ExpNode *left; // Pointers to subtrees,
ExpNode *right; // in a node of type OPERATOR.
ExpNode( double val ) {
// Constructor for making a node of type NUMBER.
kind = NUMBER;
number = val;
}
ExpNode( char op, ExpNode *left, ExpNode *right ) {
// Constructor for making a node of type OPERATOR.
kind = OPERATOR;
this->op = op;
this->left = left;
this->right = right;
}
}; // end ExpNode
So when you're doing crossover or mutation and you want to select a random node you just do the following:
Count the number of nodes in the tree (only need to do this ones in the constructor).
Select a random index from 0 to the size of the tree.
Visit each node and subtract 1 from the random index until you reach zero.
Return the node when the index is 0.
In this case you don't need to know anything about the parent of the node. So mating/mutation should look like this:
select nodeX
select nodeY
if( Rand(0,1) == 1 )
nodeY->left = nodeX;
else
nodeY->right = nodeX;
And that should be it...
I don't think the Node or the Tree are the first classes to write.
I'd start with Expression. In your case you need at least a BinaryExpression, as well as an expression with no subnodes (constants or variables). Each Binary expression should contain auto_ptr<Expression> lhs and auto_ptr<Expression> rhs.
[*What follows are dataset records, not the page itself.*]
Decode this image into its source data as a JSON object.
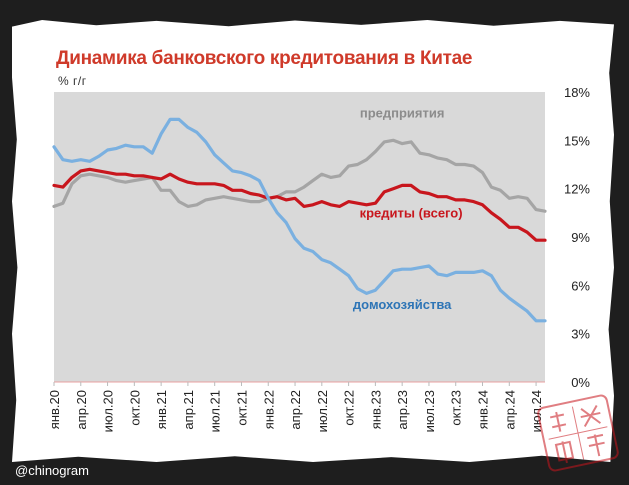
{
  "watermark": "@chinogram",
  "seal_text": "电报中国",
  "colors": {
    "households": "#7ab0e0",
    "credit": "#c8161d",
    "enterprises": "#a5a5a5",
    "plot_bg": "#d9d9d9",
    "title": "#cf3a2a"
  },
  "chart_data": {
    "type": "line",
    "title": "Динамика банковского кредитования в Китае",
    "ylabel": "% г/г",
    "ylim": [
      0,
      18
    ],
    "yticks": [
      0,
      3,
      6,
      9,
      12,
      15,
      18
    ],
    "ytick_labels": [
      "0%",
      "3%",
      "6%",
      "9%",
      "12%",
      "15%",
      "18%"
    ],
    "x_tick_labels": [
      "янв.20",
      "апр.20",
      "июл.20",
      "окт.20",
      "янв.21",
      "апр.21",
      "июл.21",
      "окт.21",
      "янв.22",
      "апр.22",
      "июл.22",
      "окт.22",
      "янв.23",
      "апр.23",
      "июл.23",
      "окт.23",
      "янв.24",
      "апр.24",
      "июл.24"
    ],
    "x_tick_step_months": 3,
    "grid": false,
    "series": [
      {
        "name": "предприятия",
        "color": "#a5a5a5",
        "values": [
          10.9,
          11.1,
          12.3,
          12.8,
          12.9,
          12.8,
          12.7,
          12.5,
          12.4,
          12.5,
          12.6,
          12.7,
          11.9,
          11.9,
          11.2,
          10.9,
          11.0,
          11.3,
          11.4,
          11.5,
          11.4,
          11.3,
          11.2,
          11.2,
          11.4,
          11.5,
          11.8,
          11.8,
          12.1,
          12.5,
          12.9,
          12.7,
          12.8,
          13.4,
          13.5,
          13.8,
          14.3,
          14.9,
          15.0,
          14.8,
          14.9,
          14.2,
          14.1,
          13.9,
          13.8,
          13.5,
          13.5,
          13.4,
          13.0,
          12.1,
          11.9,
          11.4,
          11.5,
          11.4,
          10.7,
          10.6
        ]
      },
      {
        "name": "кредиты (всего)",
        "color": "#c8161d",
        "values": [
          12.2,
          12.1,
          12.7,
          13.1,
          13.2,
          13.1,
          13.0,
          12.9,
          12.9,
          12.8,
          12.8,
          12.7,
          12.6,
          12.9,
          12.6,
          12.4,
          12.3,
          12.3,
          12.3,
          12.2,
          11.9,
          11.9,
          11.7,
          11.6,
          11.4,
          11.5,
          11.3,
          11.4,
          10.9,
          11.0,
          11.2,
          11.0,
          10.9,
          11.2,
          11.1,
          11.0,
          11.1,
          11.8,
          12.0,
          12.2,
          12.2,
          11.8,
          11.7,
          11.5,
          11.5,
          11.3,
          11.3,
          11.2,
          11.0,
          10.5,
          10.1,
          9.6,
          9.6,
          9.3,
          8.8,
          8.8
        ]
      },
      {
        "name": "домохозяйства",
        "color": "#7ab0e0",
        "values": [
          14.6,
          13.8,
          13.7,
          13.8,
          13.7,
          14.0,
          14.4,
          14.5,
          14.7,
          14.6,
          14.6,
          14.2,
          15.4,
          16.3,
          16.3,
          15.8,
          15.5,
          14.9,
          14.1,
          13.6,
          13.1,
          13.0,
          12.8,
          12.5,
          11.4,
          10.5,
          9.9,
          8.9,
          8.3,
          8.1,
          7.6,
          7.4,
          7.0,
          6.6,
          5.8,
          5.5,
          5.7,
          6.3,
          6.9,
          7.0,
          7.0,
          7.1,
          7.2,
          6.7,
          6.6,
          6.8,
          6.8,
          6.8,
          6.9,
          6.6,
          5.7,
          5.2,
          4.8,
          4.4,
          3.8,
          3.8
        ]
      }
    ],
    "annotations": [
      {
        "text": "предприятия",
        "series": "предприятия",
        "color": "#8c8c8c"
      },
      {
        "text": "кредиты (всего)",
        "series": "кредиты (всего)",
        "color": "#c8161d"
      },
      {
        "text": "домохозяйства",
        "series": "домохозяйства",
        "color": "#2e75b6"
      }
    ]
  }
}
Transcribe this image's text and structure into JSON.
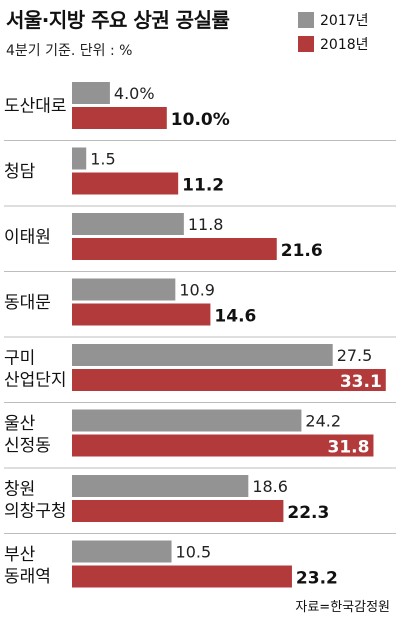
{
  "chart_data": {
    "type": "bar",
    "orientation": "horizontal",
    "title": "서울·지방 주요 상권 공실률",
    "subtitle": "4분기 기준. 단위 : %",
    "categories": [
      [
        "도산대로"
      ],
      [
        "청담"
      ],
      [
        "이태원"
      ],
      [
        "동대문"
      ],
      [
        "구미",
        "산업단지"
      ],
      [
        "울산",
        "신정동"
      ],
      [
        "창원",
        "의창구청"
      ],
      [
        "부산",
        "동래역"
      ]
    ],
    "series": [
      {
        "name": "2017년",
        "color": "#939393",
        "values": [
          4.0,
          1.5,
          11.8,
          10.9,
          27.5,
          24.2,
          18.6,
          10.5
        ],
        "labels": [
          "4.0%",
          "1.5",
          "11.8",
          "10.9",
          "27.5",
          "24.2",
          "18.6",
          "10.5"
        ]
      },
      {
        "name": "2018년",
        "color": "#b23a3a",
        "values": [
          10.0,
          11.2,
          21.6,
          14.6,
          33.1,
          31.8,
          22.3,
          23.2
        ],
        "labels": [
          "10.0%",
          "11.2",
          "21.6",
          "14.6",
          "33.1",
          "31.8",
          "22.3",
          "23.2"
        ]
      }
    ],
    "source": "자료=한국감정원",
    "legend_position": "top-right",
    "grid": false
  }
}
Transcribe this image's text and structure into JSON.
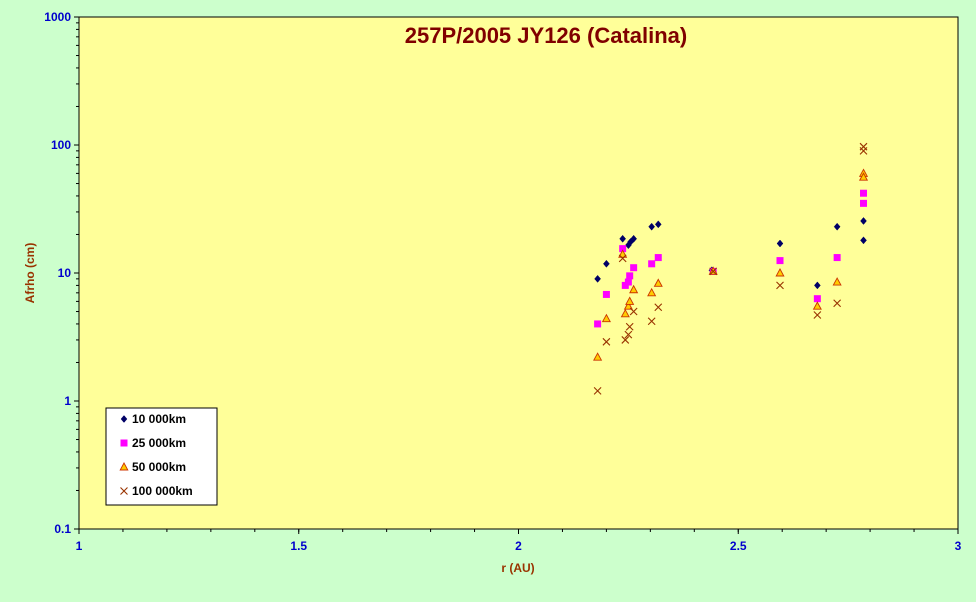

You could then easily write a function to enumerate through the expression tree's members. If performance turns out to be relevant, you can cache the list of expressions in the tree, and invalidate it manually when you change the expression. Anything more advanced is likely to be slower and more error prone.
I don't see why an expression needs to know it's parent expression. It only makes life harder when you start editing expressions.
You may implement a list over nodes. Then, each node will have two additional pointers inside:
class Node{
...
Node* sequentialPrevious;
Node* sequentialNext;
...
}
And so will the tree:
class Tree{
...
Node* sequentialFirst;
Node* sequentialLast;
...
}
Than you will be albe to move bidirectionally over nodes just by jumping to sequentialFirst or sequentialLast and then iteratively to sequentialNext or sequentialPrevious. Of course, Node constructor and destructor must be properly implemented to keep those pointers up to date.